Language exerts hidden power, like the moon on the tides.”

Rita Mae Brown

Area Coordinator: Miss Katie Bentley

Subject Link Governor: Melanie James

External Links: Stoke Speaks Out, Blackfriars Teaching Hub

Vision and INtent

The development of children’s spoken language underpins all seven areas of learning and development. Children’s back-and-forth interactions from an early age form the foundations for language and cognitive development. The number and quality of the conversations they have with adults and peers throughout the day in a language-rich environment is crucial.

By commenting on what children are interested in or doing, and echoing back what they say with new vocabulary added, practitioners will build children's language effectively.

Reading frequently to children, and engaging them actively in stories, non-fiction, rhymes and poems, and then providing them with extensive opportunities to use and embed new words in a range of contexts, will give children the opportunity to thrive.

Through conversation, story-telling and role play, where children share their ideas with support and modellingfrom their teacher, and sensitive questioning that invites them to elaborate, children become comfortable using a rich range of vocabulary and language structures.

Stoke Speaks Out is an initiative which was set up in 2004 to support children’s speech and language development in Stoke on Trent. It involves everyone who links with children in some way including parents, practitioners and the wider community.

In 2002 local research identified that many children were starting nursery with poor language skills; by 2004 this was as high as 64% of children.

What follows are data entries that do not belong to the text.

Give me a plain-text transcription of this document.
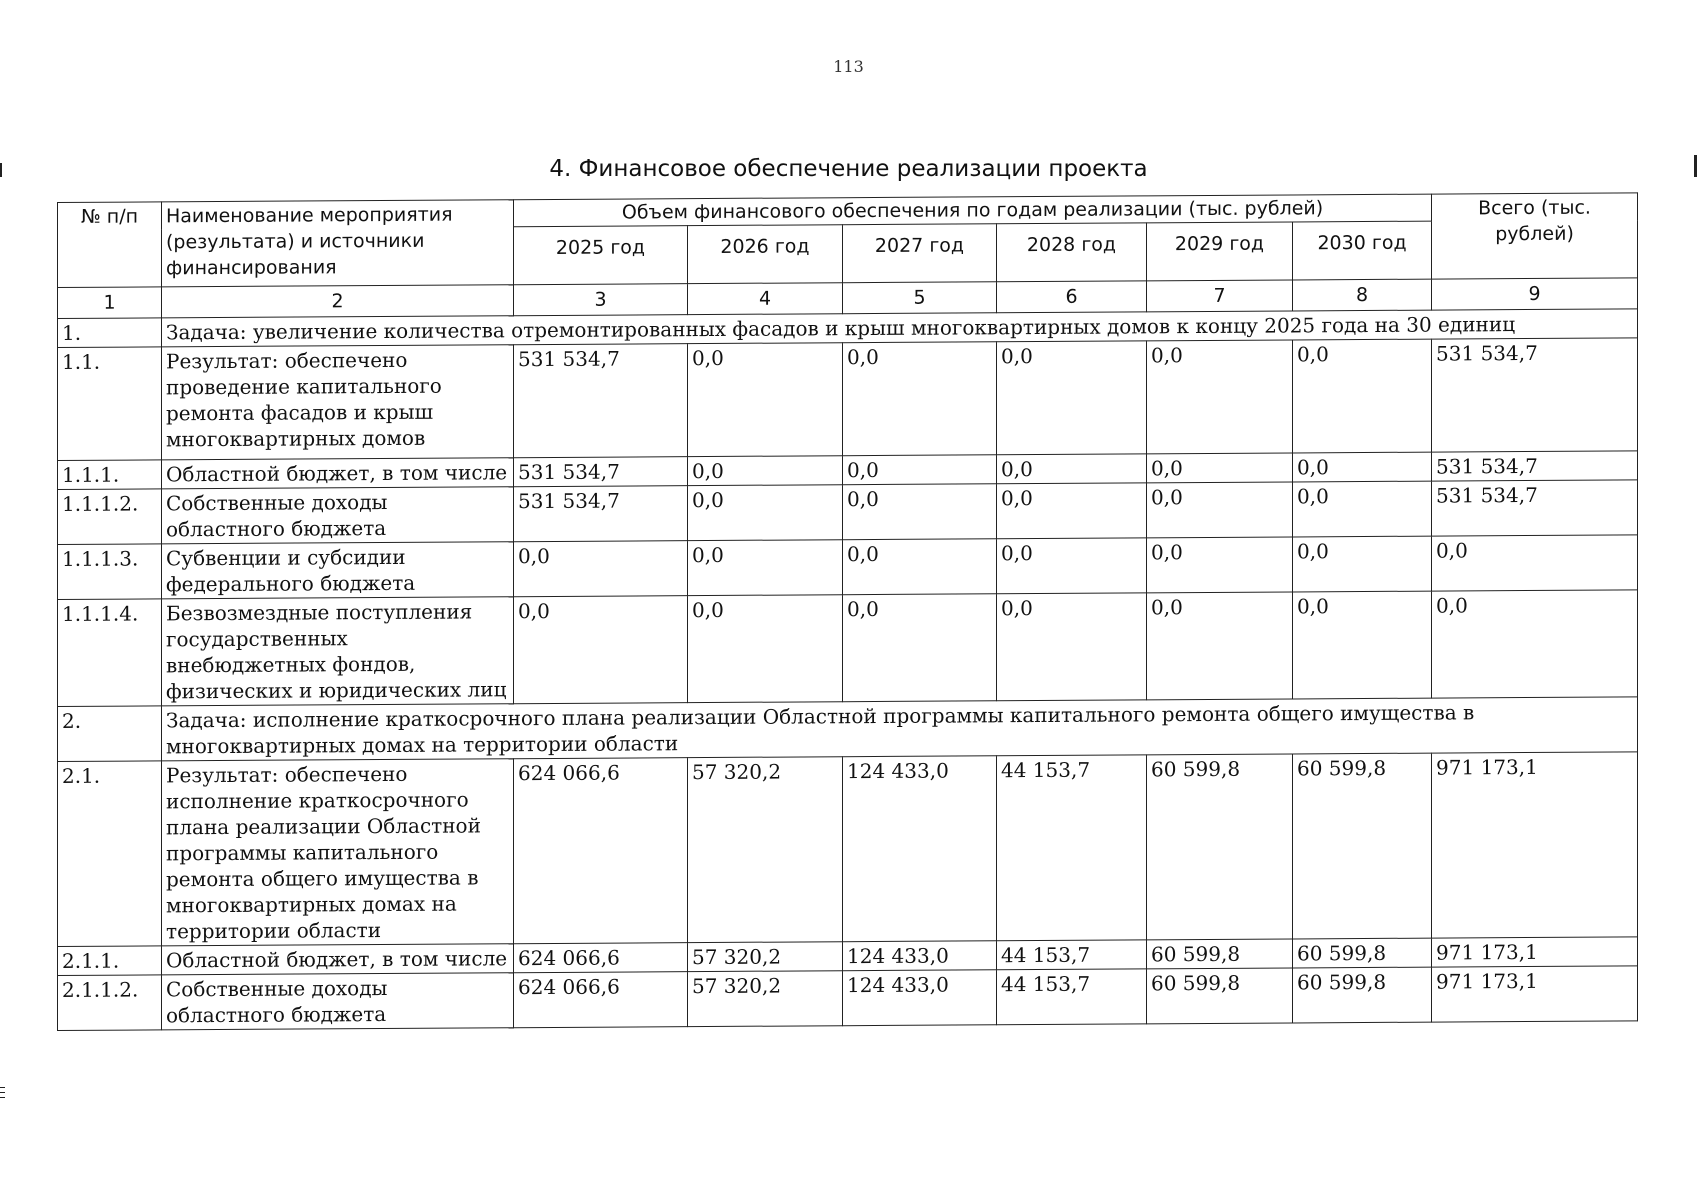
113
4. Финансовое обеспечение реализации проекта
№ п/п	Наименование мероприятия (результата) и источники финансирования	Объем финансового обеспечения по годам реализации (тыс. рублей)						Всего (тыс. рублей)
		2025 год	2026 год	2027 год	2028 год	2029 год	2030 год	
1	2	3	4	5	6	7	8	9
1.	Задача: увеличение количества отремонтированных фасадов и крыш многоквартирных домов к концу 2025 года на 30 единиц							
1.1.	Результат: обеспечено проведение капитального ремонта фасадов и крыш многоквартирных домов	531 534,7	0,0	0,0	0,0	0,0	0,0	531 534,7
1.1.1.	Областной бюджет, в том числе	531 534,7	0,0	0,0	0,0	0,0	0,0	531 534,7
1.1.1.2.	Собственные доходы областного бюджета	531 534,7	0,0	0,0	0,0	0,0	0,0	531 534,7
1.1.1.3.	Субвенции и субсидии федерального бюджета	0,0	0,0	0,0	0,0	0,0	0,0	0,0
1.1.1.4.	Безвозмездные поступления государственных внебюджетных фондов, физических и юридических лиц	0,0	0,0	0,0	0,0	0,0	0,0	0,0
2.	Задача: исполнение краткосрочного плана реализации Областной программы капитального ремонта общего имущества в многоквартирных домах на территории области							
2.1.	Результат: обеспечено исполнение краткосрочного плана реализации Областной программы капитального ремонта общего имущества в многоквартирных домах на территории области	624 066,6	57 320,2	124 433,0	44 153,7	60 599,8	60 599,8	971 173,1
2.1.1.	Областной бюджет, в том числе	624 066,6	57 320,2	124 433,0	44 153,7	60 599,8	60 599,8	971 173,1
2.1.1.2.	Собственные доходы областного бюджета	624 066,6	57 320,2	124 433,0	44 153,7	60 599,8	60 599,8	971 173,1
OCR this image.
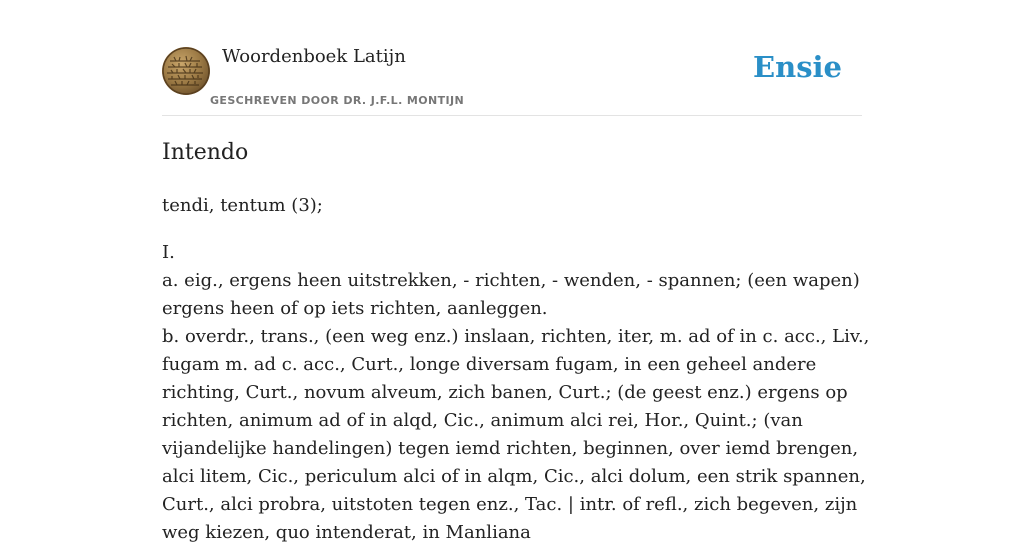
Woordenboek Latijn
GESCHREVEN DOOR DR. J.F.L. MONTIJN
Ensie
Intendo

tendi, tentum (3);

I.

a. eig., ergens heen uitstrekken, - richten, - wenden, - spannen; (een wapen) ergens heen of op iets richten, aanleggen.

b. overdr., trans., (een weg enz.) inslaan, richten, iter, m. ad of in c. acc., Liv., fugam m. ad c. acc., Curt., longe diversam fugam, in een geheel andere richting, Curt., novum alveum, zich banen, Curt.; (de geest enz.) ergens op richten, animum ad of in alqd, Cic., animum alci rei, Hor., Quint.; (van vijandelijke handelingen) tegen iemd richten, beginnen, over iemd brengen, alci litem, Cic., periculum alci of in alqm, Cic., alci dolum, een strik spannen, Curt., alci probra, uitstoten tegen enz., Tac. | intr. of refl., zich begeven, zijn weg kiezen, quo intenderat, in Manliana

Stoke Speaks Out was set up to make sure everyone knows how to support children, what to expect and where to seek help if children are struggling. The belief of the programme is that ‘communication is everybody’s business’.

Speech and language development are the building blocks for learning. Good communication is essential for socialising, learning and to developing your full potential. Language delay has been linked to poor educational attainment, anti-social behaviour and long-term mental health difficulties. We know that the majority of brain growth takes place in the first 3 years of life so Stoke Speaks Out is focused on early life and early education to ensure all children are supported as well as they can be.

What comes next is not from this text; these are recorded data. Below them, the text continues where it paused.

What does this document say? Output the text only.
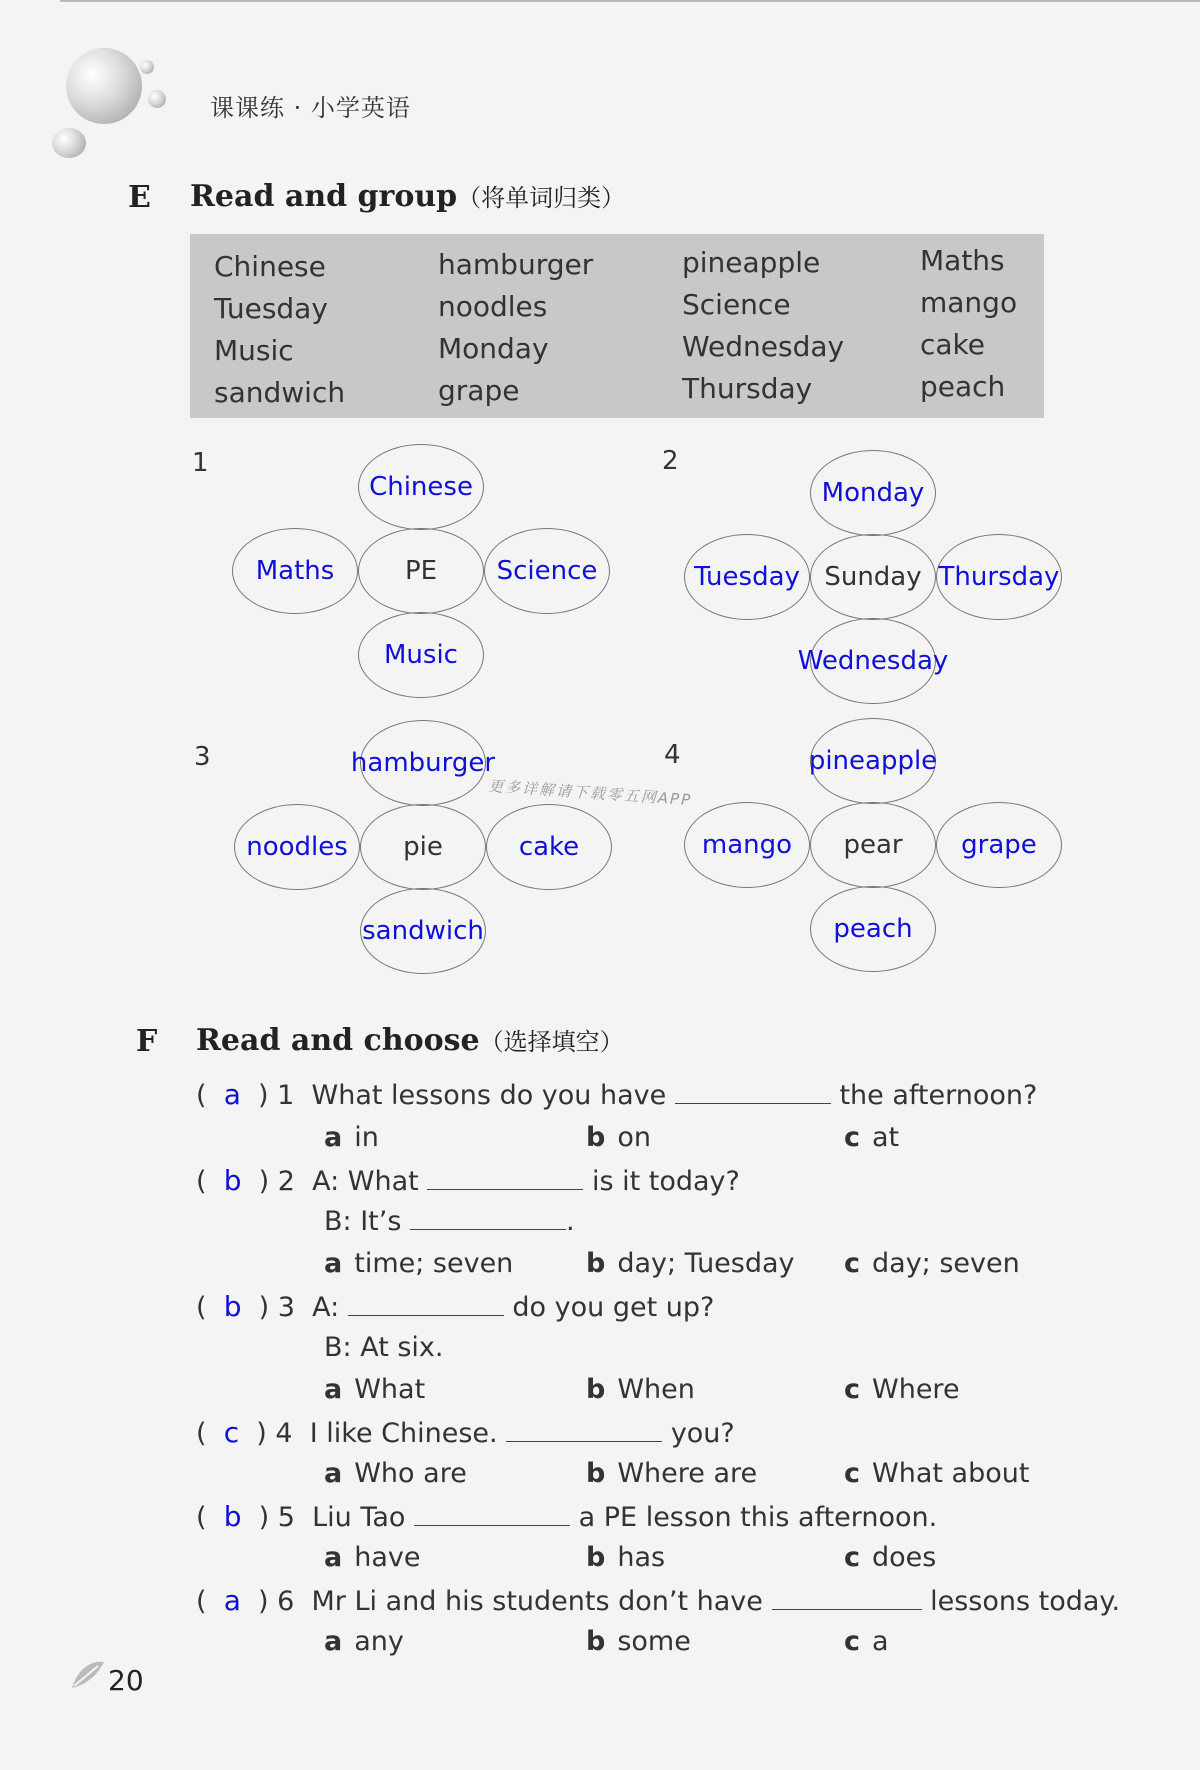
课课练 · 小学英语
E Read and group（将单词归类）
Chinese	hamburger	pineapple	Maths
Tuesday	noodles	Science	mango
Music	Monday	Wednesday	cake
sandwich	grape	Thursday	peach
1
PE
Chinese
Music
Maths	Science
2
Sunday
Monday
Wednesday
Tuesday	Thursday
3
pie
hamburger
sandwich
noodles	cake
4
pear
pineapple
peach
mango	grape
更多详解请下载零五网APP
F Read and choose（选择填空）
(  a  ) 1 What lessons do you have	the afternoon?
a in	b on	c at
(  b  ) 2 A: What	is it today?
B: It’s	.
a time; seven	b day; Tuesday c day; seven
(  b  ) 3 A:	do you get up?
B: At six.
a What	b When	c Where
(  c  ) 4 I like Chinese.	you?
a Who are	b Where are	c What about
(  b  ) 5 Liu Tao	a PE lesson this afternoon.
a have	b has	c does
(  a  ) 6 Mr Li and his students don’t have	lessons today.
a any	b some	c a
20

Stoke Speaks Out is a hub for speech, language and communication activities. We provide a wide range of high-quality training for people working with children under 7 years. We promote key messages that support early speech, language and communication through Facebook, social media and community campaigns and develop resources to use with children and families.

The current team consists of Communication Champions and Speech and Language Therapists working closely with a range of agencies such as Health Visitors and Early Years teams.

We work closely with parents and families through a variety of methods including the ‘Communication Ambassador’ programme of workshops and training.

Since setting up in 2004, the programme has trained over 8000 practitioners in key messages around early attachment, child development and speech and language development.

Between 2004 and 2020 we have seen a marked improvement in children’s language development. We have embedded the key messages across the city and ensured the local workforce understand the importance and relevance of early speech, language and communication.

Area Coordinator

Hello! My name is Miss Bentley and I am the coodinator for Stoke Speaks Out here at Cheadle Primary School.

Curriculum and implementation


The Stoke Speaks Out assessment tool; The Early Communication Screening Tool, was established in 2015 by Speech Therapists, working in connection with Stoke Speaks Out.

The tool is a quick assessment, taking approximately 5-10 minutes per child and is delivered by a familiar adult, who works within the Early Years team.

The aim of the screening tool is to identify delays in understanding and speaking and it can be used to identify speech and language intervention needs and set targets.

The assessment contains 10 questions, which assesses the child’s understanding of language and the child’s spoken language. The final question on the assessment assesses pronunciation of speech sounds, using the practitioner’s judgements to see if speech sounds are clear.

When the assessment is complete, the results can be interpreted to give a red, amber or green scoring. These scorings can then be used to determine the child’s next steps and to see if the child requires a referral to Speech and Language Therapy.

In many instances, children may just require additional ‘best practice’ modelling of speech or a classroom-based intervention, to further their development.